The Happy Skunk Room. Photo by Sarah Vogl.

The Happy Skunk provides cannabis education and socialization in a space infused with the earthy feel of the Blue Ridge Mountains and decked out with the relaxing accommodations of family movie night at home.

“I wanted it to feel just like in the store,” Vogl said. “Things are not overly commercial, it feels very homey, and its got nice high ceilings with a couple unique little characteristics that make it flashy.”

The Bear Dance Market and CBD Cafe and The Happy Skunk have provided an alternative for locals who can’t afford the costs of obtaining a medical card and buying medical cannabis.

“Dispensaries rip people off and we have tons of customers that have terminal illnesses,” Reese said. “I’ve lost customers that had cancer that got products from us for quite some time and when you see that with your own eyes and if you have any kind of empathy you bring that home with you and that’s why I’m so mad at our government.

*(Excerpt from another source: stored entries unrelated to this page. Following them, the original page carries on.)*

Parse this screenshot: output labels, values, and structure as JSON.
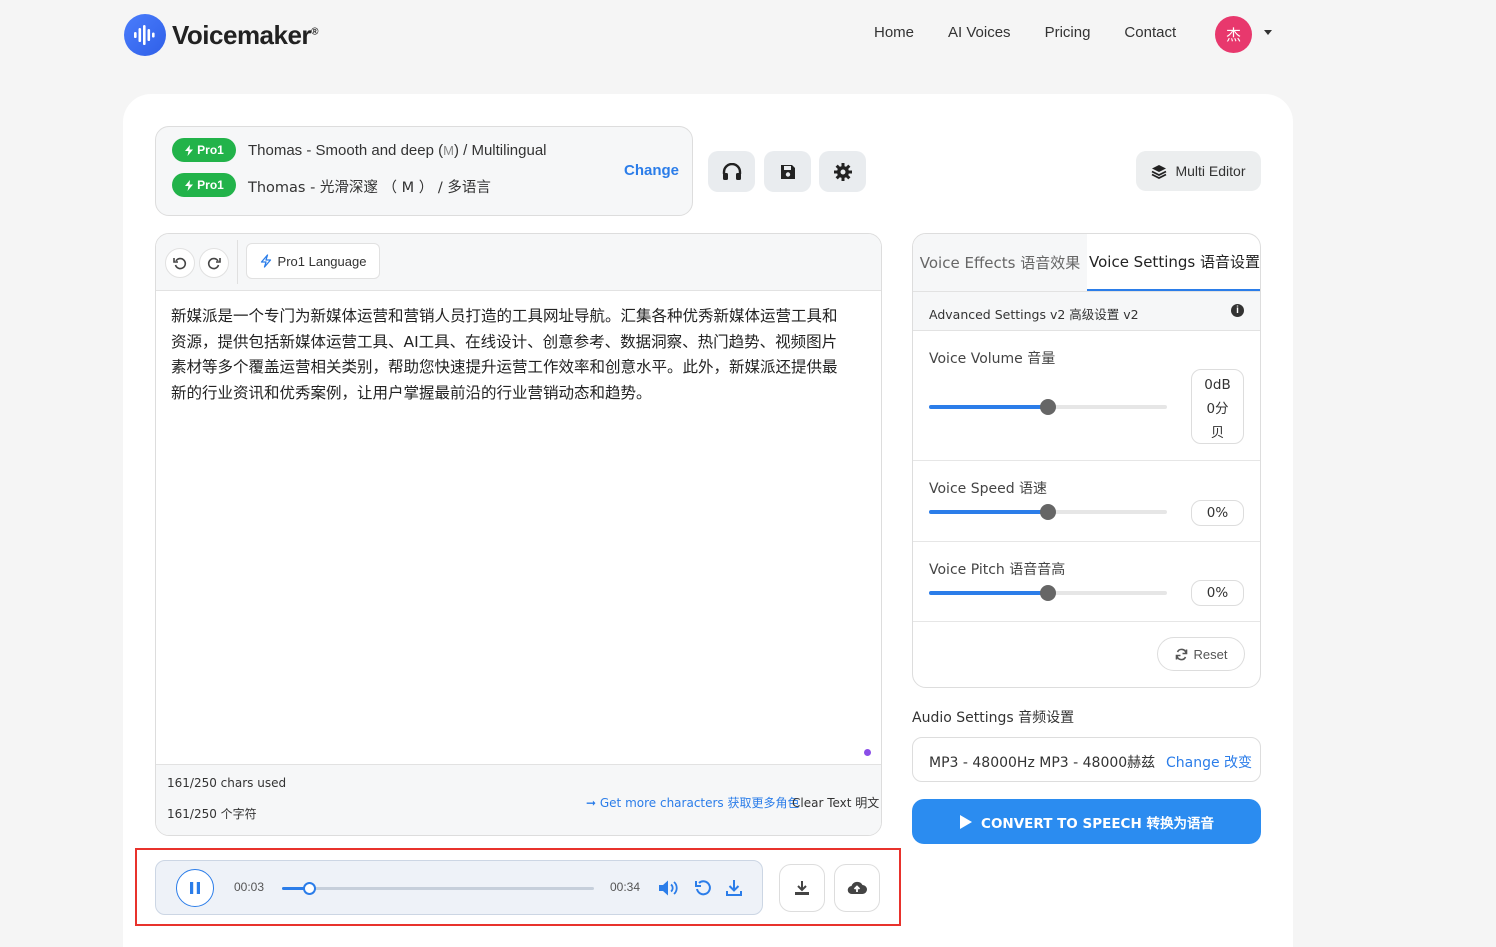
{
  "header": {
    "brand": "Voicemaker",
    "brand_mark": "®",
    "nav": [
      "Home",
      "AI Voices",
      "Pricing",
      "Contact"
    ],
    "avatar_initial": "杰"
  },
  "voice": {
    "badge": "Pro1",
    "line1_prefix": "Thomas - Smooth and deep (",
    "line1_m": "M",
    "line1_suffix": ") / Multilingual",
    "line2": "Thomas - 光滑深邃 （ M ） / 多语言",
    "change_label": "Change"
  },
  "toolbar": {
    "multi_editor": "Multi Editor",
    "language_btn": "Pro1 Language"
  },
  "editor": {
    "text_lines": [
      "新媒派是一个专门为新媒体运营和营销人员打造的工具网址导航。汇集各种优秀新媒体运营工具和",
      "资源，提供包括新媒体运营工具、AI工具、在线设计、创意参考、数据洞察、热门趋势、视频图片",
      "素材等多个覆盖运营相关类别，帮助您快速提升运营工作效率和创意水平。此外，新媒派还提供最",
      "新的行业资讯和优秀案例，让用户掌握最前沿的行业营销动态和趋势。"
    ],
    "chars_used": "161/250 chars used",
    "chars_used_cn": "161/250 个字符",
    "more_chars": "➞ Get more characters 获取更多角色",
    "clear_text": "Clear Text 明文"
  },
  "settings": {
    "tab_effects": "Voice Effects 语音效果",
    "tab_settings": "Voice Settings 语音设置",
    "advanced": "Advanced Settings v2 高级设置 v2",
    "info_glyph": "i",
    "volume_label": "Voice Volume 音量",
    "volume_value_lines": [
      "0dB",
      "0分",
      "贝"
    ],
    "volume_level": 0.5,
    "speed_label": "Voice Speed 语速",
    "speed_value": "0%",
    "speed_level": 0.5,
    "pitch_label": "Voice Pitch 语音音高",
    "pitch_value": "0%",
    "pitch_level": 0.5,
    "reset": "Reset"
  },
  "audio": {
    "label": "Audio Settings 音频设置",
    "format": "MP3 - 48000Hz MP3 - 48000赫兹",
    "change": "Change 改变"
  },
  "convert": {
    "label": "CONVERT TO SPEECH 转换为语音"
  },
  "player": {
    "current_time": "00:03",
    "total_time": "00:34",
    "progress_fraction": 0.088
  },
  "colors": {
    "accent": "#2b7de9",
    "pro_badge": "#22b34a",
    "avatar": "#e8386d",
    "highlight": "#e8322c"
  }
}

“A lot of these products have been bettering people’s lives dramatically and what are they supposed to do when these products are no longer available to them? Many of them can’t afford the dispensaries because of their predatory pricing and on top of that applying every year for the medical prescription license is another large cost of money.

“Without places like us to go to a lot of these people are probably going to become more reliant on their prescription drugs again. I anticipate a surge in opioid use which is already existent, but not only that I fully expect a very large rush of other drugs to be hitting the black market. If Virginia chooses to legislate away cannabis then there are certain people – not us – that will choose to sell other substances to make money because there are some people who all they knew before getting into this business was cannabis.”